Benefits: MPAI-GSA will be offer a number of advantages to a number of actors:

  1. Technology providers and researchers will have available a robust, tested framework within which to develop modular applications that are easy to define, deploy and modify. They will no longer need to spend time and resources on implementing access to a number of basic data formats or the mechanics of a unified access to heterogeneous resources – they will be able to focus fully on the development of their machine learning methods. The methods will be clearly defined in terms of computational modules, some of which can be provided by commercial third parties. This will drastically improve reproducibility, which is an increasing problem with the current biological research based on big data. Offering a robust, well-defined framework will also lower the amount of resources needed to enter the market and help smaller actors to generate and implement competitive ideas
  2. Equipment manufacturers and application vendors can choose from the set of technologies made available through MPAI-GSA standard by different sources, integrate them and satisfy their specific needs
  3. Service providers will have available a growing number of MPAI-GSA applications able to solve different categories of data analysis problems. As all such applications are clearly expressed in terms of a reproducible standard rather than being developed and hosted opaquely on some closed corporate computing infrastructure, comparing the different applications and offering different options to customers will become much simpler
  4. End users will enjoy a thriving, competitive market that provides an ever-growing number of quality solutions by an ever-growing number of actors. The general availability of such a powerful technology will hopefully make widespread applications that today require research computational equipment and personnel, such as clinically oriented genetic/genomic analysis.

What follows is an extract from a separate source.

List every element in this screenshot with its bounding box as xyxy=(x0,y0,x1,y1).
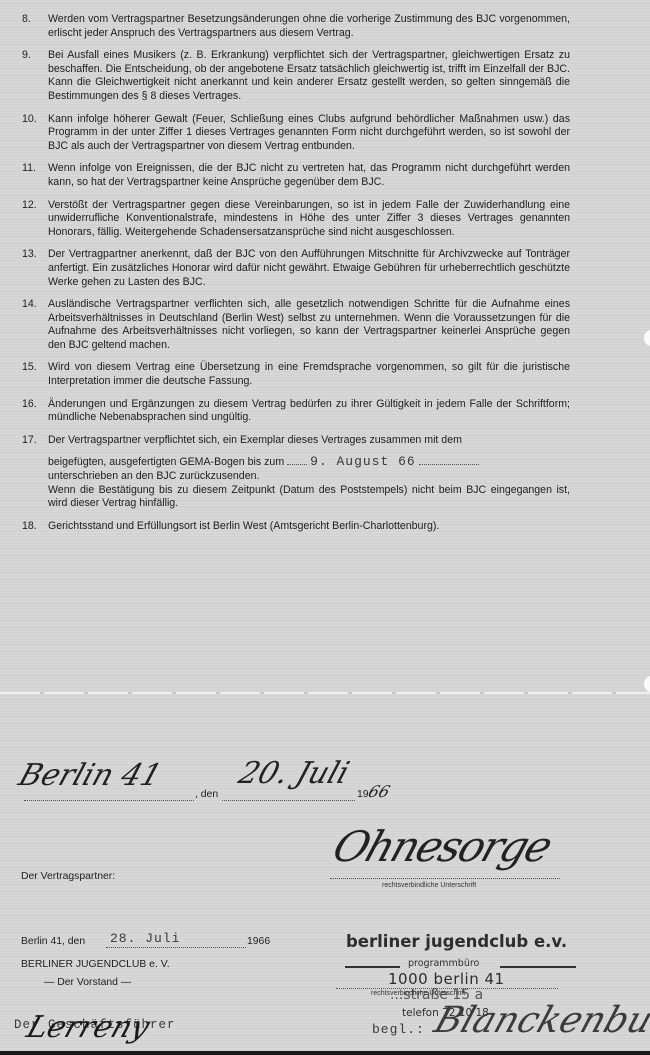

 Bottlenecks: In order to fully exploit the potential of MPAI-GSA, one will need widespread availability of computing power, in particular for applications comprising steps whereby primary data is processed into secondary. That would typically require the ability to perform some of such computational steps in the cloud, as few users have access to enough resources. AI-friendly processing units able to implement and speed up secondary analysis would also help, perhaps allowing MPAI-GSA applications based only on secondary-analysis on commodity devices such as mobile phones.

 Social aspects: Genomic applications partially based on the phone might facilitate social uses of the technology (such as receiving and exploring the results of genetic tests, or establishing genealogies).

Success criteria: Data-rich applications are the future of a number of disciplines, in particular life sciences, personalised medicine and the one-health approach – whereby humans, livestock, farming and ultimately the whole terrestrial ecosystem is seen as an integrated system, with each part influencing the rest. At the moment, however, creating analysis workflows able to exploit the data is a painstaking ad-hoc process which requires sizeable investments in technology and development. Most of the times the effort cannot be reused, as by definition the applications are problem-specific. MPAI-GSA will be successful if it can create a framework facilitating the development of modular, reusable analysis frameworks that on one hand trivialise data storage and on the other hand streamline the creation of complex methods. Its success will be defined by its ability to attract a number of actors – researchers, commercial providers of computational solutions and analytical services, end users. The thriving ecosystem of applications thus generated will be a necessary ingredient to transparently integrate data-rich technologies for the life sciences into common practice, widespread appliances, and everyday life.